Charlie Gilmour, son of Pink Floyd guitarist David Gilmour, was jailed Friday after pleading guilty to a drug-fueled attack on Prince Charles' convoy during a student protest in London last year.

The former model had pleaded guilty in May to hurling a bin at Charles' car that hit another car in the convoy. He also smashing a high street store window after taking LSD and Valium. There was photographic evidence of him hanging from the Cenotaph war memorial during the riot on Dec. 9 last year, reported Agence France-Presse.  

Gilmour was granted bail from the Kingston Crown Court in SouthWest London in May so he could finish his studies at Cambridge University. Today's verdict was a 16-month jail sentence.

The court was told he had shouted, Let them eat cake, they said, but we won't eat cake. We'll eat fire and ice and destruction because we're angry, very f*ck*ng angry we refuse to do anything we're told. They broke the moral law. We're going to break all the laws.

Gilmour's barrister David Spens QC argued he was ashamed of himself for his behavior, which was sparked by his intoxication by drink and drugs, and had no recollection of throwing the bin, the BBC reported. Spens told the court this had been precipitated by an emotionally painful meeting that summer with his biological father, writer Heathcote Williams.

Judge Nicholad Price, who passed the sentence, said Gilmour's behavior caused great public outrage. He accused him of disrespecting the war dead through his conduct of the memorial.

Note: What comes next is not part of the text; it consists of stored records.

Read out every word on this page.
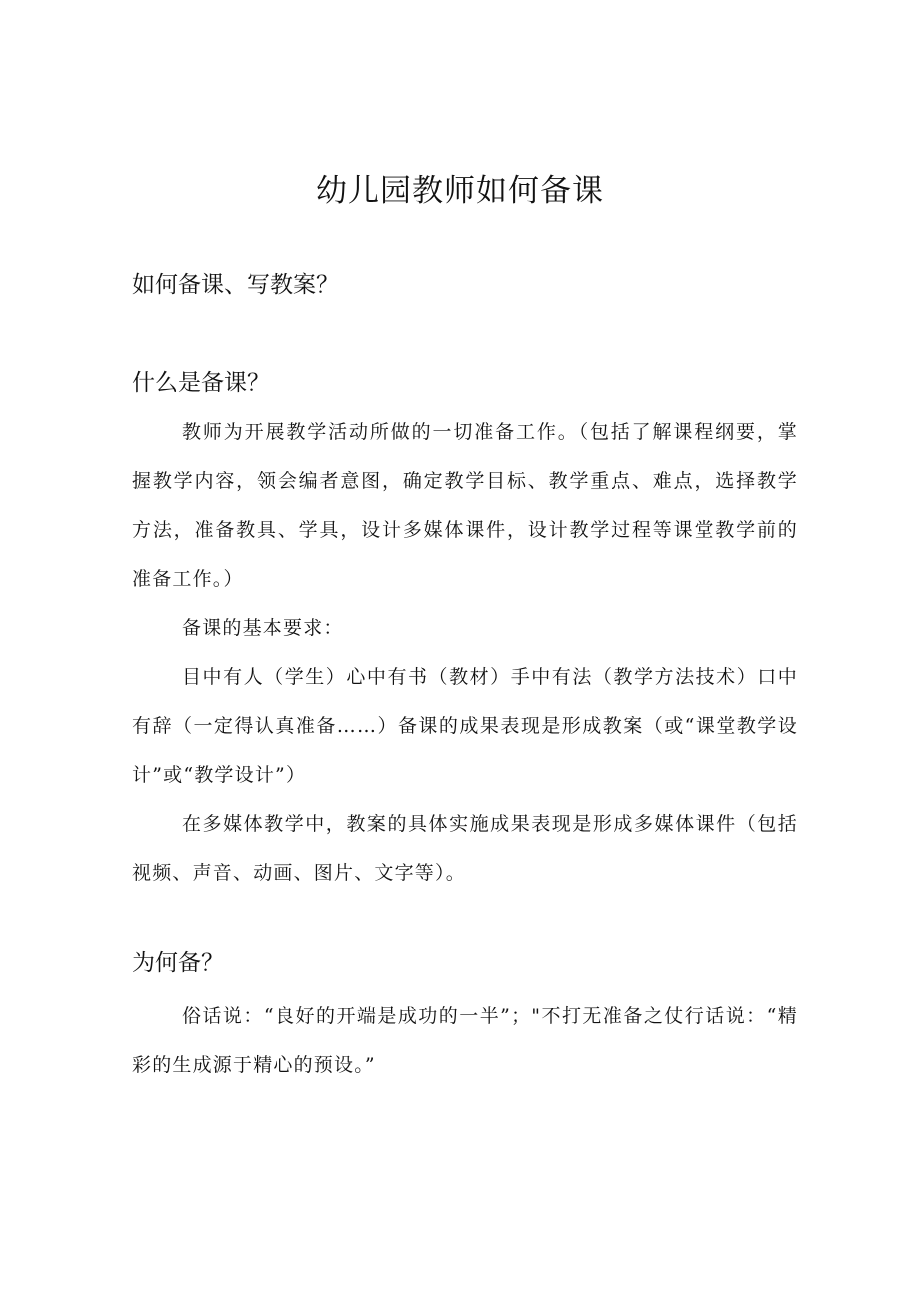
幼儿园教师如何备课
如何备课、写教案？
什么是备课？

教师为开展教学活动所做的一切准备工作。（包括了解课程纲要，掌握教学内容，领会编者意图，确定教学目标、教学重点、难点，选择教学方法，准备教具、学具，设计多媒体课件，设计教学过程等课堂教学前的准备工作。）

备课的基本要求：

目中有人（学生）心中有书（教材）手中有法（教学方法技术）口中有辞（一定得认真准备……）备课的成果表现是形成教案（或“课堂教学设计”或“教学设计”）

在多媒体教学中，教案的具体实施成果表现是形成多媒体课件（包括视频、声音、动画、图片、文字等）。

为何备？

俗话说：“良好的开端是成功的一半”；"不打无准备之仗行话说：“精彩的生成源于精心的预设。”
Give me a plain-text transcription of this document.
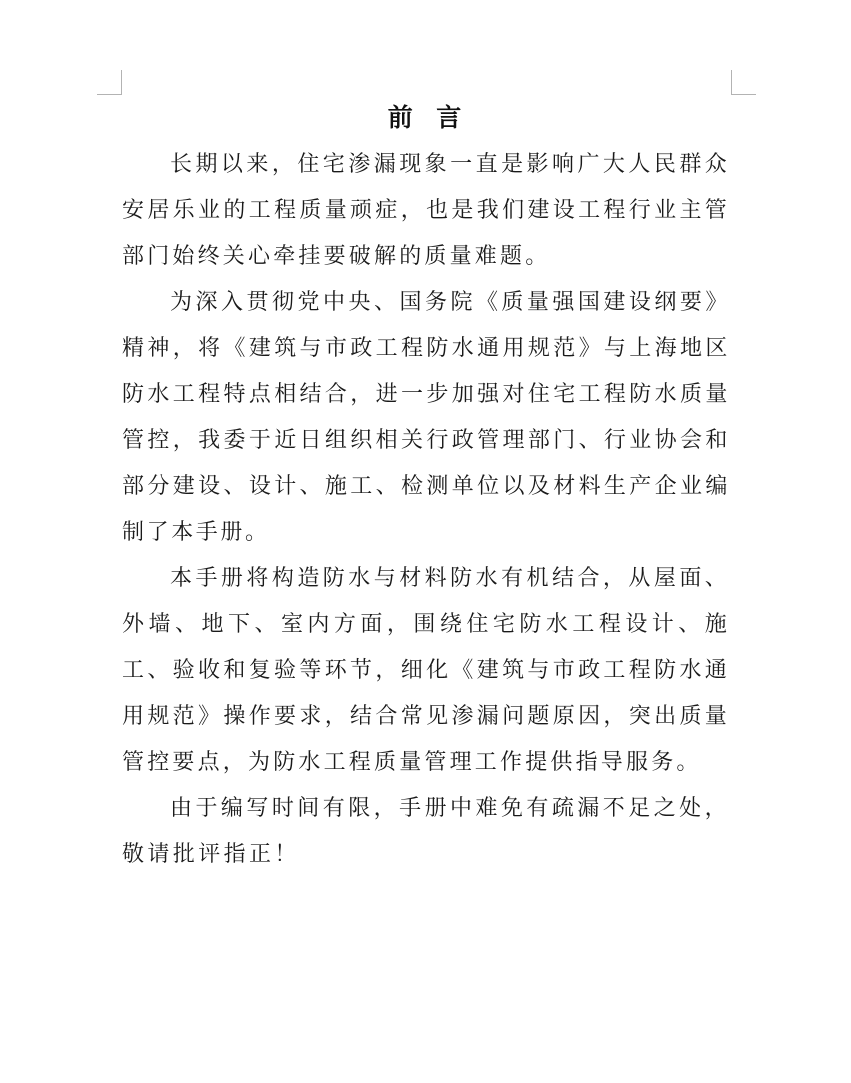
前  言

长期以来，住宅渗漏现象一直是影响广大人民群众安居乐业的工程质量顽症，也是我们建设工程行业主管部门始终关心牵挂要破解的质量难题。

为深入贯彻党中央、国务院《质量强国建设纲要》精神，将《建筑与市政工程防水通用规范》与上海地区防水工程特点相结合，进一步加强对住宅工程防水质量管控，我委于近日组织相关行政管理部门、行业协会和部分建设、设计、施工、检测单位以及材料生产企业编制了本手册。

本手册将构造防水与材料防水有机结合，从屋面、外墙、地下、室内方面，围绕住宅防水工程设计、施工、验收和复验等环节，细化《建筑与市政工程防水通用规范》操作要求，结合常见渗漏问题原因，突出质量管控要点，为防水工程质量管理工作提供指导服务。

由于编写时间有限，手册中难免有疏漏不足之处，敬请批评指正！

 According to the BBC, in May Gilmour pleaded that he had not understood the significance of the statue. For a young man of your intelligence and education and background to profess to not know what the Cenotaph represents defies belief, he said.

Gilmour was given some credit for apologizing for his actions. You expressed yourself in a fitting way when you apologized for your assaults, the Judge said before sentencing him. 

On Dec. 9, 2010, thousands of students flocked to the streets to protest as Britain's Parliament met to vote on a proposal to raise university tuition fees significantly -- nearly tripling them -- as part of a continuing set of austerity programs. During the protest, several clashes took place between police and protesters, resulting in numerous injuries and 43 arrests.